Mrs. Horton got up, went to the girl, and grasped her firmly by the shoulder. She was a determined little woman when roused and Belinda recognised the expression in her eyes. She looked up at her, sulky but silent for the moment.
"Listen to me," said her step-mother. "I will not have you talking in this manner. How dare you read Ellen Key, and—and poems that I've never given you?"
Belinda's radiant grin shone out again in spite of her.
"Oh, cut it out, Mater," she said amiably. "I hooked Roderick Random and Boccaccio when I was twelve—but you needn't worry. They made me sick—what I could understand of them. Yes, Mater—I've naturally got what they call a 'clean mind'—nastiness never would attract me. But this is a new age beginning, and a new sort of girl is beginning, too, and she wants to know what's what about everything, and— I'm her!" she wound up defiantly.
Mrs.
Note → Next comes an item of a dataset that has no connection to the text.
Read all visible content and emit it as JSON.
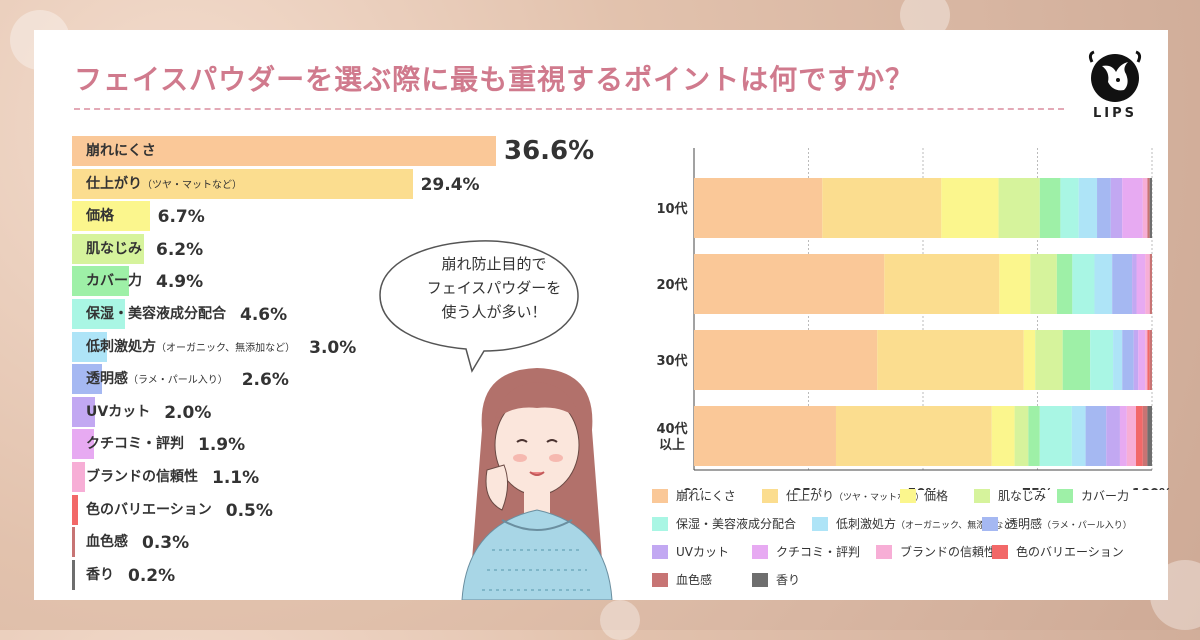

Loring had put up her face-à-main, and earnestly regarded the girl's face during this speech. She had again that sensation of watching an interesting tempest from safe decks.
"I shall send you to school in France this winter," said Mrs. Horton grimly. "If you're so bent on acquiring knowledge it shall be given to you in ordered doses."
"All right, Mater!" said Belinda. Then she flung her racquet viciously on the steps, and groaned, thrusting her hands in the thick, red-brown clusters on either side of her face:
"French schools or not, Morry is a damn fool!" said she.
Then Mrs. Horton rose in all the severity of step-motherhood.
"You shall go to bed this instant!" said she, pointing. "You shall have only soup for dinner. You shall not leave these grounds for a week. Nor play tennis—nor go sailing."